MAIDUGURI, Nigeria (Reuters) – An attack by Boko Haram jihadists on the northern Nigerian city of Maiduguri killed 14 people and wounded 24 others, police said on Thursday, the first official toll.
Maiduguri is the epicenter of the eight-year fight against Boko Haram which has been trying to set up an Islamic State in the northeast, and has been largely free of violence for the past two years.
The fighters attacked the city’s suburbs on Wednesday night with anti-aircraft guns and several suicide bombers, said Damian Chukwu, police commissioner of Borno State, of which Maiduguri is the capital.
“A total of 13 people were killed in the multiple explosions with 24 persons injured while one person died in the attack (shooting),” he told reporters.
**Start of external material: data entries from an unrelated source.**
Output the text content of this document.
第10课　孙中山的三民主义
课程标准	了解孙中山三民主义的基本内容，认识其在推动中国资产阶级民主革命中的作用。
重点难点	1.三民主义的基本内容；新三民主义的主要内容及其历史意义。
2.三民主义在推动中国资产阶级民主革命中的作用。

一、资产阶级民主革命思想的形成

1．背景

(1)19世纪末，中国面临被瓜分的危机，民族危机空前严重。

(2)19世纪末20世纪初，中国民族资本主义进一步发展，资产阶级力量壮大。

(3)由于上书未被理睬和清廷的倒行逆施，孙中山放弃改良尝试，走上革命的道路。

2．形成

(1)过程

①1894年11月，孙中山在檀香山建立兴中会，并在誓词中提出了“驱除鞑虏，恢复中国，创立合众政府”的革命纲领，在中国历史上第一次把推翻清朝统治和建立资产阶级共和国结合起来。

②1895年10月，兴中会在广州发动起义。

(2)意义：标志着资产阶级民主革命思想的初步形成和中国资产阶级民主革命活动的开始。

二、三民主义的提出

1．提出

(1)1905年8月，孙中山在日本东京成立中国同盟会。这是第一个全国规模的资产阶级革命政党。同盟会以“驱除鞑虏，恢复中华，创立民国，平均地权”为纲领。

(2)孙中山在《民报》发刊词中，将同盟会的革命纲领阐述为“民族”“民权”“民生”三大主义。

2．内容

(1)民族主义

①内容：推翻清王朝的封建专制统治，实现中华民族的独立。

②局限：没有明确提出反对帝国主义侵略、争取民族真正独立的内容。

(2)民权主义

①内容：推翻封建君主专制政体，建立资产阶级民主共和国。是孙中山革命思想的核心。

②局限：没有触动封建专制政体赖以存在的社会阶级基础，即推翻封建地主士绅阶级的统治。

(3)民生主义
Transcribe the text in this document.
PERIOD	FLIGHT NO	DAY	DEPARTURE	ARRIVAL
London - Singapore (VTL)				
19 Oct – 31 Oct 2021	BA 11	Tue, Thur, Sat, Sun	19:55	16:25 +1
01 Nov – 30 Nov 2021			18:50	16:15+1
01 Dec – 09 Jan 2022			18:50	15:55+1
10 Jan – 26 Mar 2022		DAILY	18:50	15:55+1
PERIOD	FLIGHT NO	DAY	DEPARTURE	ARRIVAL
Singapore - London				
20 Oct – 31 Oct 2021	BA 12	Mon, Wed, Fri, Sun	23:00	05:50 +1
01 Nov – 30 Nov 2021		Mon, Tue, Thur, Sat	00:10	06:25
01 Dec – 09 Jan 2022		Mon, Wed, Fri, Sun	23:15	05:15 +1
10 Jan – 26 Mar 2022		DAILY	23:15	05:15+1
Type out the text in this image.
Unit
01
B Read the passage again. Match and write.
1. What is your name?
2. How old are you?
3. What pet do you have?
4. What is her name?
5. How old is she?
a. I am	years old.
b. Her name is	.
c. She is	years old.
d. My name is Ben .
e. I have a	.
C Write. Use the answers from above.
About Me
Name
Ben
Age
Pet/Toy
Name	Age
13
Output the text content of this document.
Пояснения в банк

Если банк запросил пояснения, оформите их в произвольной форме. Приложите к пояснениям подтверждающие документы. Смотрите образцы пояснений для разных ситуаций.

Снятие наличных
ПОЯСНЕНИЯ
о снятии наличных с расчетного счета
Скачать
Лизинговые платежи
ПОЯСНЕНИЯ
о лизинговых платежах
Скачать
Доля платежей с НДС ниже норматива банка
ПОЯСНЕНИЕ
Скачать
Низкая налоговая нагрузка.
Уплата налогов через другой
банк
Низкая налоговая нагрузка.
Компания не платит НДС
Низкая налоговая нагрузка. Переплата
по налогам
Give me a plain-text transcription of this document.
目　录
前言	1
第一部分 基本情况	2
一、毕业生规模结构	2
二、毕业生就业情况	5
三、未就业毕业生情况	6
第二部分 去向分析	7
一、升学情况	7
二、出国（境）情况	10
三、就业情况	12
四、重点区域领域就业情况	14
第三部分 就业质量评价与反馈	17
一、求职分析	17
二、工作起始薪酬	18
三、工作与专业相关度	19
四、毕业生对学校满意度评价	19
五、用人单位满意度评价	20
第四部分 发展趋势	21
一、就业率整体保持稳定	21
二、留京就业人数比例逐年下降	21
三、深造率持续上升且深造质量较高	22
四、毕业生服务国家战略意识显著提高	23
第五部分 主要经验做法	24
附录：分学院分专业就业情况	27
Several buildings were set on fire but the military repulsed the fighters after an hour, he said.
Aid workers and Reuters witnesses reported explosions and heavy gunfire for at least 45 minutes in the southeastern and southwestern outskirts of the city. Thousands of civilians fled the fighting, according to Reuters witnesses.
The raid comes six months after President Muhammadu Buhari said Boko Haram had “technically” been defeated by a military campaign that had pushed many jihadists deep into the remote Sambisa forest, near the border with Cameroon.
More than 20,000 people have been killed in Boko Haram’s campaign to establish a caliphate in the Lake Chad
basin. A further 2.7 million have been displaced, creating one of the world’s largest humanitarian emergencies.
Despite the military’s success in liberating cities and towns, much of Borno remains off-limits, hampering efforts to deliver food aid to nearly 1.5 million people believed to be on the brink of famine.